Added Allowed Function Return Values
PKCS#11 library allows CKR_OPERATION_ACTIVE return value for C_Digest, C_Encrypt, and C_Decrypt functions. The current operation will reset and return to idle state upon returning CKR_OPERATION_ACTIVE. The approach taken warns of a potential programming error rather than silently accepting it.
PKCS#11 library allows CKR_MECHANISM_INVALID return value for C_xxUpdate, C_xxFinal if C_xxInit is called with mechanism CKM_AES_GCM.
PKCS#11 library allows CKR_OPERATION_NOT_INITIALIZED return value for C_xxMessageBegin, C_EncryptMessage functions.
PKCS#11 library allows CKR_OPERATION_ACTIVE return value for C_xxMessageNext, C_EncryptMessage, C_DecryptMessage functions. The current operation will reset and return to idle state upon returning CKR_OPERATION_ACTIVE. The approach taken warns of a potential programming error rather than silently accepting it.
PKCS#11 library allows CKR_SESSION_READ_ONLY_EXISTS return value for C_OpenSession function.
PKCS#11 library allows CKR_ARGUMENTS_BAD return value for C_EncryptMessageBegin function.

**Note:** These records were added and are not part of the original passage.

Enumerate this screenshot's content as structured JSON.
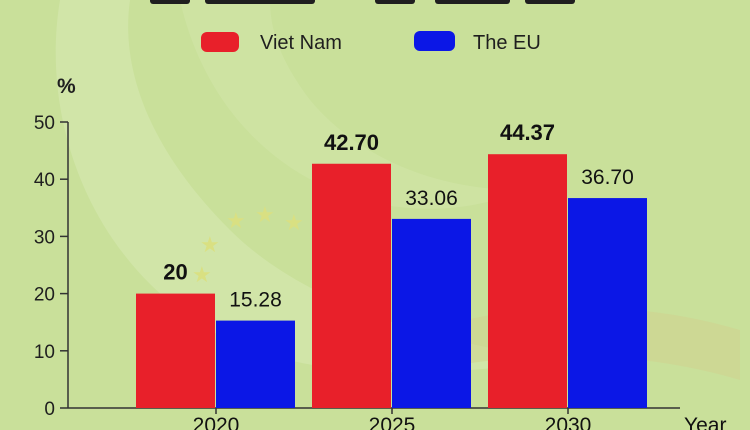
{
  "chart_data": {
    "type": "bar",
    "categories": [
      "2020",
      "2025",
      "2030"
    ],
    "series": [
      {
        "name": "Viet Nam",
        "color": "#e8202a",
        "values": [
          20,
          42.7,
          44.37
        ],
        "labels": [
          "20",
          "42.70",
          "44.37"
        ],
        "label_style": "bold"
      },
      {
        "name": "The EU",
        "color": "#0b17e6",
        "values": [
          15.28,
          33.06,
          36.7
        ],
        "labels": [
          "15.28",
          "33.06",
          "36.70"
        ],
        "label_style": "regular"
      }
    ],
    "ylabel": "%",
    "xlabel": "Year",
    "ylim": [
      0,
      50
    ],
    "yticks": [
      "0",
      "10",
      "20",
      "30",
      "40",
      "50"
    ],
    "legend_position": "top",
    "grid": false
  }
}
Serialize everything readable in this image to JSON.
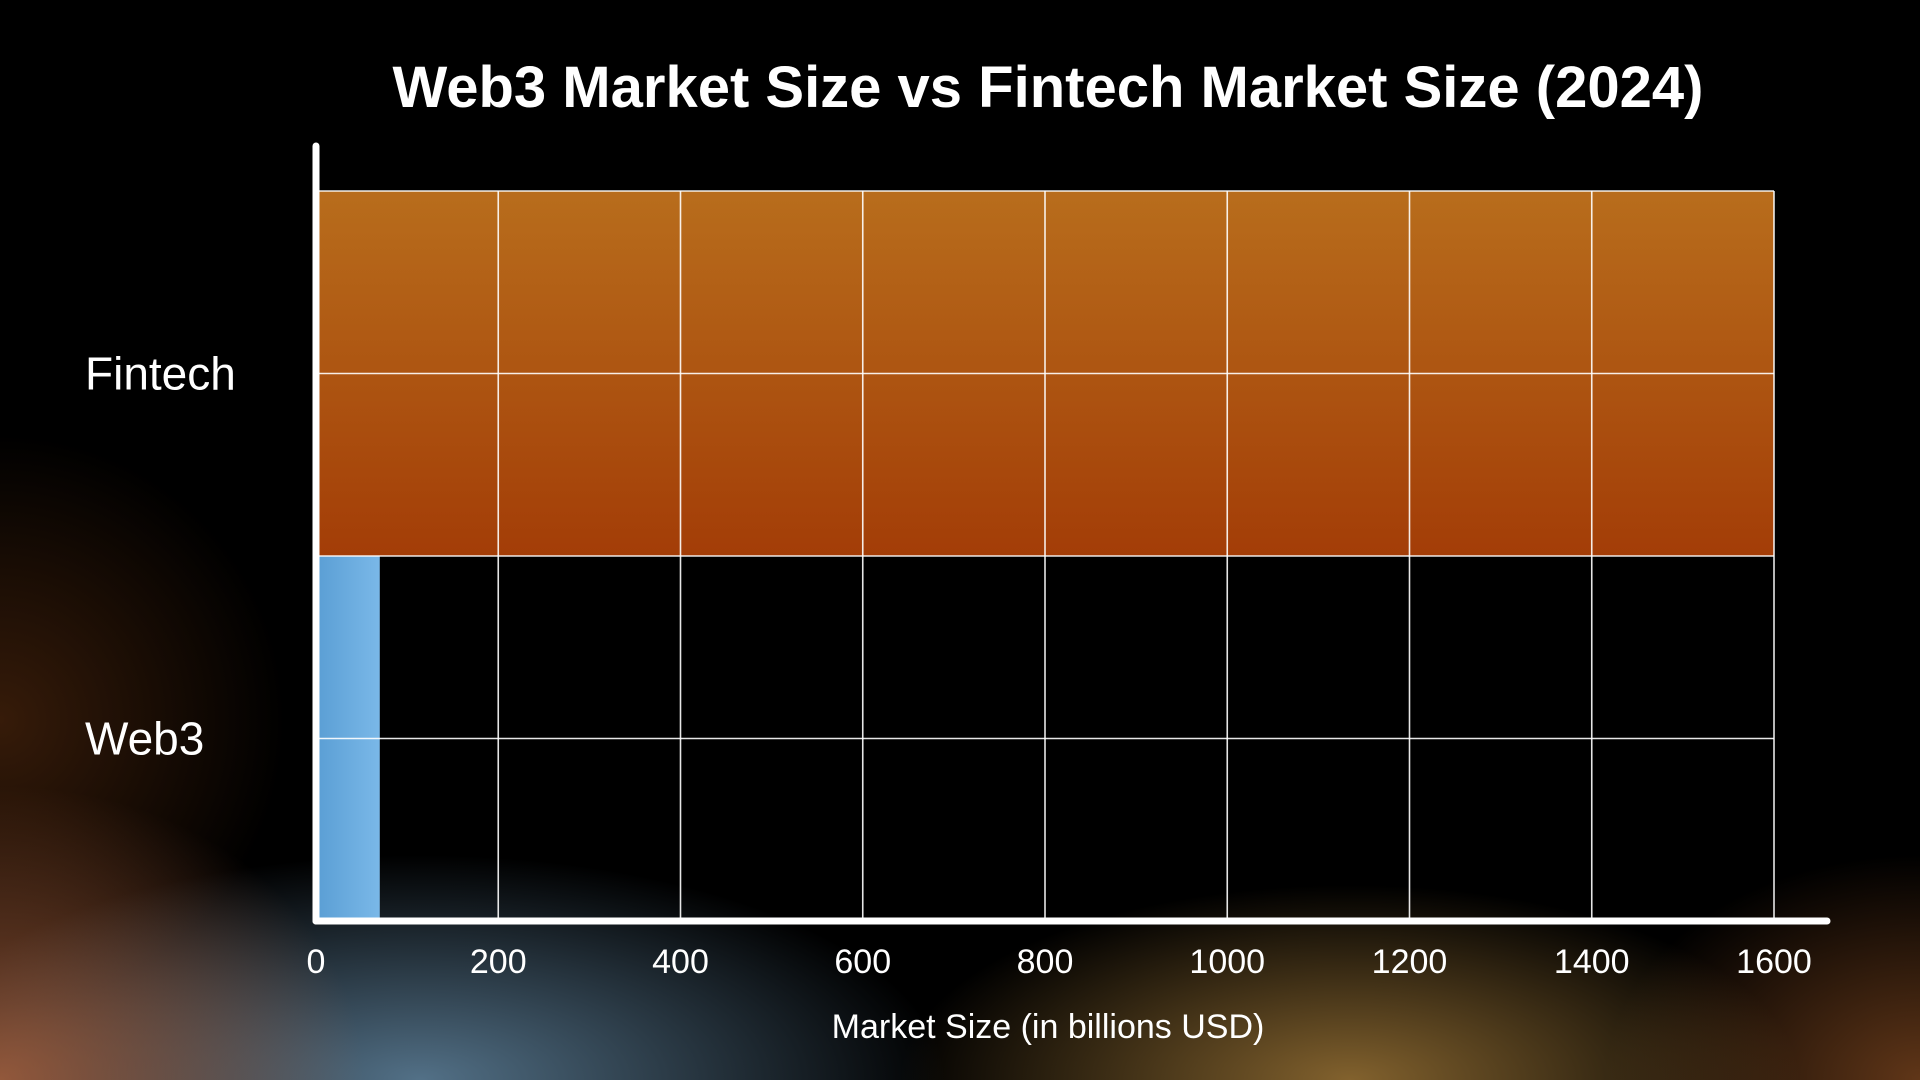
{
  "chart_data": {
    "type": "bar",
    "orientation": "horizontal",
    "title": "Web3 Market Size vs Fintech Market Size (2024)",
    "xlabel": "Market Size (in billions USD)",
    "ylabel": "",
    "categories": [
      "Fintech",
      "Web3"
    ],
    "values": [
      1600,
      70
    ],
    "xlim": [
      0,
      1600
    ],
    "xticks": [
      "0",
      "200",
      "400",
      "600",
      "800",
      "1000",
      "1200",
      "1400",
      "1600"
    ],
    "grid": true,
    "colors": {
      "Fintech": [
        "#b86d1c",
        "#a33d07"
      ],
      "Web3": [
        "#5a9ed4",
        "#7ab8e8"
      ]
    }
  }
}
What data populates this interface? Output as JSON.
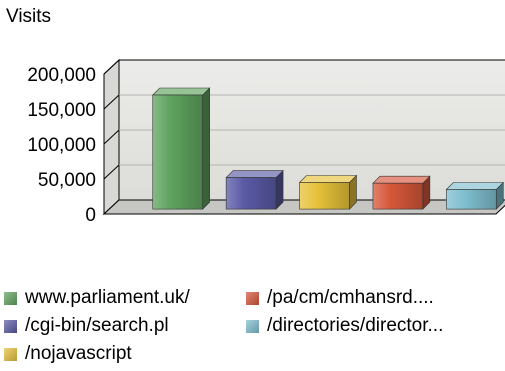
{
  "chart_data": {
    "type": "bar",
    "ylabel": "Visits",
    "ylim": [
      0,
      200000
    ],
    "yticks": [
      "200,000",
      "150,000",
      "100,000",
      "50,000",
      "0"
    ],
    "grid": true,
    "legend_position": "bottom",
    "series": [
      {
        "name": "www.parliament.uk/",
        "value": 163000,
        "color": "#5fa35f"
      },
      {
        "name": "/cgi-bin/search.pl",
        "value": 45000,
        "color": "#5a5aa6"
      },
      {
        "name": "/nojavascript",
        "value": 38000,
        "color": "#e6c23a"
      },
      {
        "name": "/pa/cm/cmhansrd....",
        "value": 37000,
        "color": "#d6573a"
      },
      {
        "name": "/directories/director...",
        "value": 28000,
        "color": "#7fbfcf"
      }
    ]
  }
}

PKCS#11 library allows CKR_MECHANISM_INVALID return value for C_xxMessageBegin functions.
PKCS#11 library allows CKR_FUNCTION_NOT_SUPPORTED return value for C_SignUpdate, C_VerifyUpdate and C_VerifyFinal functions.
Symmetric Key Block Mode
When using PKCS#11 APIs to generate, derive, or unwrap symmetric keys, users of DRIVE OS must specify at most one block mode in the CKA_ALLOWED_MECHANISMS template attribute for any particular key.
Exception: Specifying CKM_AES_CBC and CKM_AES_CBC_PAD for the same key is acceptable.
CMAC Message Length
PKCS#11 library does not support Signature requests using CKM_AES_CMAC with a 0 (zero)-length message.
Mutually Exclusive KDF Mechanism Support
When using PKCS#11 APIs to derive from a base key, that base key can support either one of CKM_SP800_108_COUNTER_KDF or CKM_NVIDIA_SP800_56c_TWO_STEPS_KDF but not both together.
C_Finalize Prior to SC7 Entry
All applications that use PKCS#11 library must call C_Finalize prior to SC7 entry. If this is not done, then you will receive unexpected errors when attempting to use PKCS#11 APIs.